There are a cou­ple of rea­sons which go hand-in-hand.

  1. This is the way D3 was de­signed to be used.I will qual­ify this state­ment by say­ing that, since I did­n’t de­sign D3, tech­ni­cally I don’t know if this is true. That said, hav­ing read a lot of Mike Bostock’s (and oth­ers’) writ­ing on best prac­tices for D3, this seems to be the right way”
  2. Because of this, when you im­ple­ment things this way, things are more likely to just work”.
  3. Also be­cause of this, de­bug­ging be­comes eas­ier be­cause you’re not try­ing to re­solve any con­flicts be­tween your men­tal model and the model D3 adopts.

I’ll pro­vide an ex­am­ple of how you might be tempted to do things, and how those end up caus­ing headaches later on. The tl;dr is that prob­lems arise when you don’t sep­a­rat­ing el­e­ments, data, and func­tions ef­fec­tively.

In the past, I used to do this a lot:

// draw axes
g.append("path").datum(data).attr("d", line)
g.append("g").call(xAxis)
g.append("g").call(yAxis)

Why is this bad? We don’t save our se­lec­tions, and you can think of this as treat­ing the path el­e­ment as bound to this spe­cific datum.

What does that mean? If we want to change our data, we will up­date data and run that code again, but since we don’t keep a pointer to the path element, we end up just ap­pend­ing an­other path. Instead of re­draw­ing the line, we draw a new line.
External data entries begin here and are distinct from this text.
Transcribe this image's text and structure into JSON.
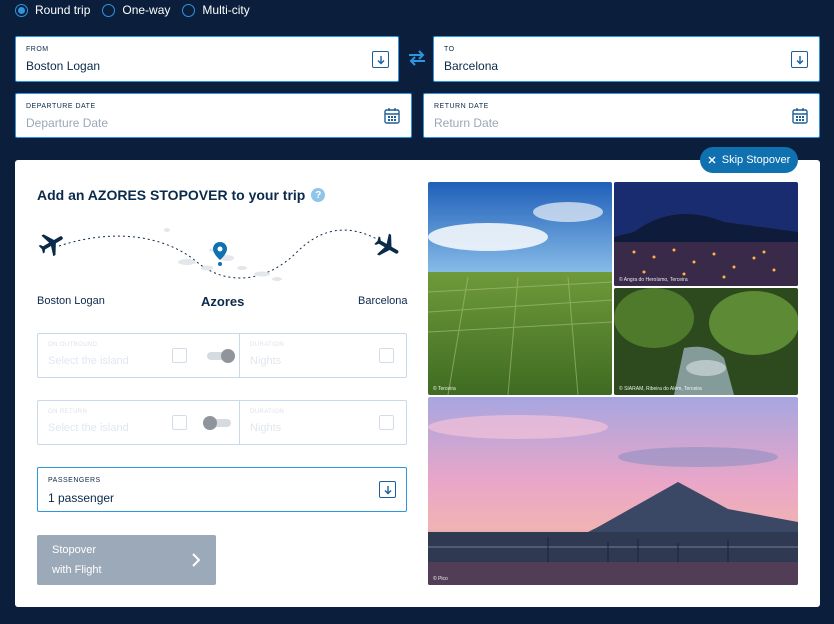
{
  "trip_types": [
    {
      "label": "Round trip",
      "selected": true
    },
    {
      "label": "One-way",
      "selected": false
    },
    {
      "label": "Multi-city",
      "selected": false
    }
  ],
  "from": {
    "label": "FROM",
    "value": "Boston Logan"
  },
  "to": {
    "label": "TO",
    "value": "Barcelona"
  },
  "departure": {
    "label": "DEPARTURE DATE",
    "placeholder": "Departure Date"
  },
  "return": {
    "label": "RETURN DATE",
    "placeholder": "Return Date"
  },
  "stopover": {
    "skip_label": "Skip Stopover",
    "title": "Add an AZORES STOPOVER to your trip",
    "help": "?",
    "origin": "Boston Logan",
    "hub": "Azores",
    "destination": "Barcelona",
    "outbound": {
      "island_label": "ON OUTBOUND",
      "island_placeholder": "Select the island",
      "duration_label": "DURATION",
      "duration_placeholder": "Nights"
    },
    "return": {
      "island_label": "ON RETURN",
      "island_placeholder": "Select the island",
      "duration_label": "DURATION",
      "duration_placeholder": "Nights"
    },
    "passengers": {
      "label": "PASSENGERS",
      "value": "1 passenger"
    },
    "cta": {
      "line1": "Stopover",
      "line2": "with Flight"
    },
    "photo_credits": {
      "terceira": "© Terceira",
      "angra": "© Angra do Heroísmo, Terceira",
      "ribeira": "© SIARAM, Ribeira do Além, Terceira",
      "pico": "© Pico"
    }
  },
  "colors": {
    "background": "#0b1f3d",
    "accent": "#2f95dc",
    "skip_button": "#0f71b0"
  }
}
Additionally, if we wanted our graphic to be re­spon­sive (that is, re­size when the browser win­dow re­sizes), we need to up­date and re­draw our axes. That means we should also keep pointer to the axes el­e­ments.

Moral of the story? Set up your el­e­ments once, then use D3 func­tions to bind data and draw many times. Since you’re not cre­at­ing a new el­e­ment every up­date, D3 can keep track of the cur­rent bound data and up­date ac­cord­ingly. This also lets you use D3 tran­si­tions more eas­ily.